[pjmlp]

That is the usual fallacy, because it assumes everyone has full access to whole source code and is tracking down all the places where heap is being used.

It also assumes that the OS doesn't lie to the application when allocations fail.

[simjnd]

Zig make allocations extremely explicit (even more than C) by having you pass around the allocator to every function that allocates to the heap. Even third-party libraries will only use the allocator you provide them. It's not a fallacy, you're in total control.

[dmytrish]

> pass around the allocator to every function that allocates to the heap.

what prevents a library from taking an allocator, saving it hidden somewhere and using it silently?

[simjnd]

Nothing, but it would be bad design (unless there is a legitimate documented reason for it). Then it's up to you as the developer to exercise your judgment and choose what third-party libraries you choose to depend on.

[ulbu]

authors of the library

[pjmlp]

Why, are you going to abort if too many calls to the allocator take place?

[simjnd]

You can if you want. You can write your own allocator that never actually touches the heap and just distributes memory from a big chunk on the stack if you want to. The point is you have fine grained (per function) control over the allocation strategy not only in your codebase but also your dependencies.

[pjmlp]

Allocation strategy isn't the same as knowing exactly exactly when allocations take place.

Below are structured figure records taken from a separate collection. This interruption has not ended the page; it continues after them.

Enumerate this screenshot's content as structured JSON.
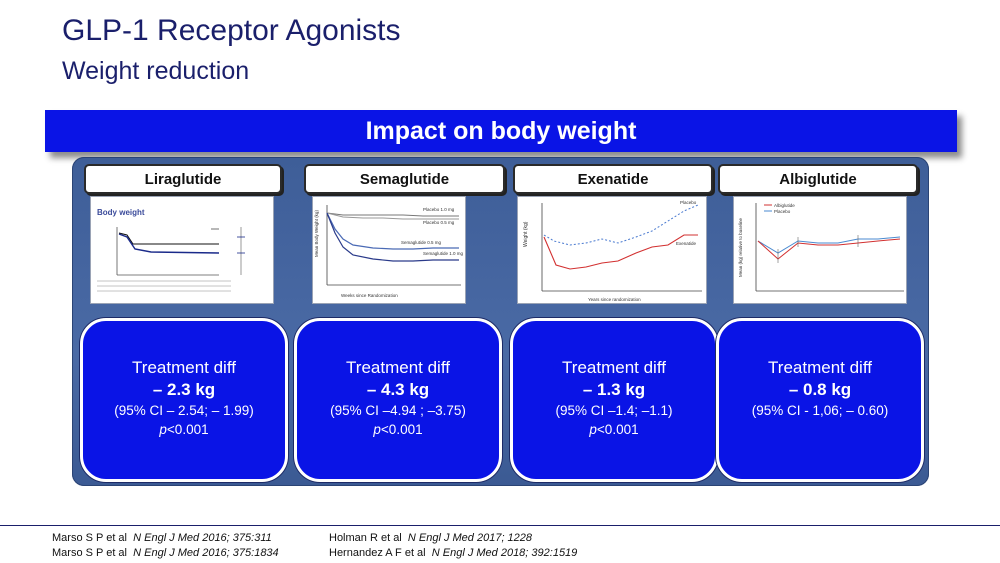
{
  "title": "GLP-1 Receptor Agonists",
  "subtitle": "Weight reduction",
  "banner": "Impact on body weight",
  "drugs": [
    {
      "name": "Liraglutide",
      "diff_label": "Treatment diff",
      "diff_value": "– 2.3 kg",
      "ci": "(95% CI – 2.54; – 1.99)",
      "p_italic": "p",
      "p_value": "<0.001"
    },
    {
      "name": "Semaglutide",
      "diff_label": "Treatment diff",
      "diff_value": "– 4.3 kg",
      "ci": "(95% CI –4.94 ; –3.75)",
      "p_italic": "p",
      "p_value": "<0.001"
    },
    {
      "name": "Exenatide",
      "diff_label": "Treatment diff",
      "diff_value": "– 1.3 kg",
      "ci": "(95% CI –1.4; –1.1)",
      "p_italic": "p",
      "p_value": "<0.001"
    },
    {
      "name": "Albiglutide",
      "diff_label": "Treatment diff",
      "diff_value": "– 0.8 kg",
      "ci": "(95% CI - 1,06; – 0.60)"
    }
  ],
  "thumbnails": {
    "liraglutide": {
      "title": "Body weight"
    },
    "semaglutide": {
      "legend": [
        "Placebo 1.0 mg",
        "Placebo 0.5 mg",
        "Semaglutide 0.5 mg",
        "Semaglutide 1.0 mg"
      ],
      "ylabel": "Mean Body Weight (kg)",
      "xlabel": "Weeks since Randomization",
      "xticks": [
        "0",
        "8",
        "16",
        "30",
        "44",
        "56",
        "68",
        "80",
        "94",
        "104"
      ]
    },
    "exenatide": {
      "ylabel": "Weight (kg)",
      "xlabel": "Years since randomization",
      "series": [
        "Placebo",
        "Exenatide"
      ],
      "xticks": [
        "0",
        "1",
        "2",
        "3",
        "4",
        "5"
      ]
    },
    "albiglutide": {
      "legend": [
        "Albiglutide",
        "Placebo"
      ],
      "ylabel": "Mean (kg) relative to baseline",
      "xticks": [
        "0",
        "4",
        "8",
        "12",
        "16",
        "20",
        "24",
        "28"
      ]
    }
  },
  "references": [
    {
      "authors": "Marso S P et al",
      "journal": "N Engl J Med 2016; 375:311"
    },
    {
      "authors": "Marso S P et al",
      "journal": "N Engl J Med 2016; 375:1834"
    },
    {
      "authors": "Holman R et al",
      "journal": "N Engl J Med 2017; 1228"
    },
    {
      "authors": "Hernandez A F et al",
      "journal": "N Engl J Med 2018; 392:1519"
    }
  ]
}
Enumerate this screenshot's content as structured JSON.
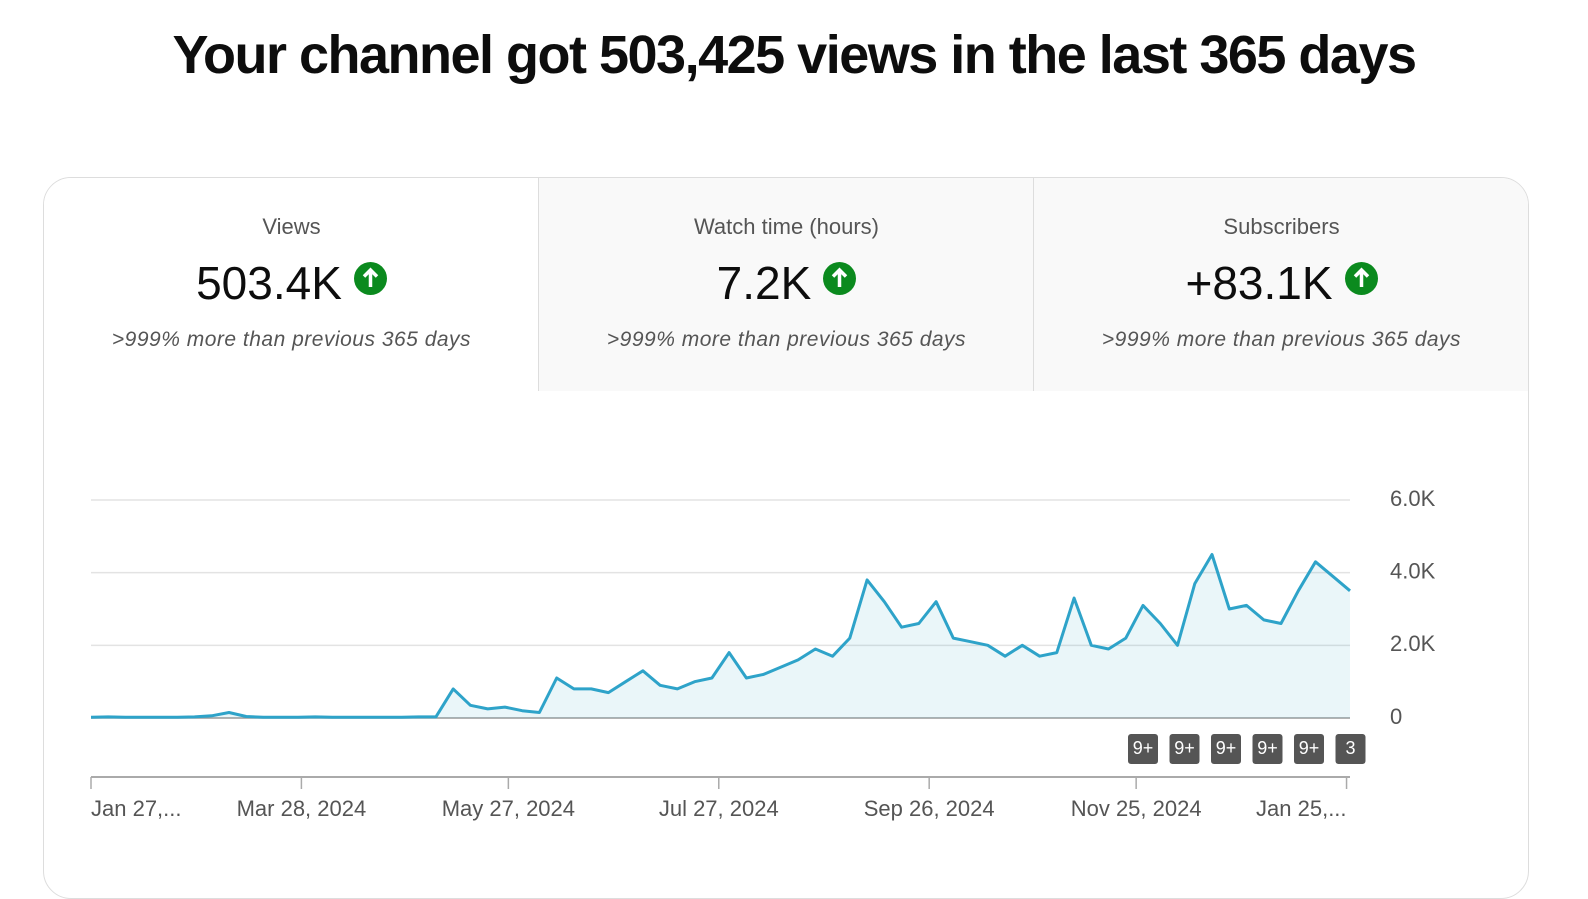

You missed the point that libraries can have their own allocators and don't expose customisation points.

[ulbu]

sure they can. but why would they choose to?

[pjmlp]

Because the language doesn't prevent them, and they own their library.

[renehsz]

> It also assumes that the OS doesn't lie to the application when allocations fail.

Gotta do the good ol'

  echo 2 >/proc/sys/vm/overcommit_memory

and maybe adjust overcommit_ratio as well to make sure the memory you allocated is actually available.

[pjmlp]

OS specific hack and unrelated to C.

[tredre3]

Your comment was also OS-specific because Windows doesn't lie to applications about failed allocations.

[pjmlp]

Not at all, rather there is no guarantee that the C abstract machine described on ISO C, actually returns NULL on memory allocation failures as some C advocates without ISO C legalese expertise seem to advocate.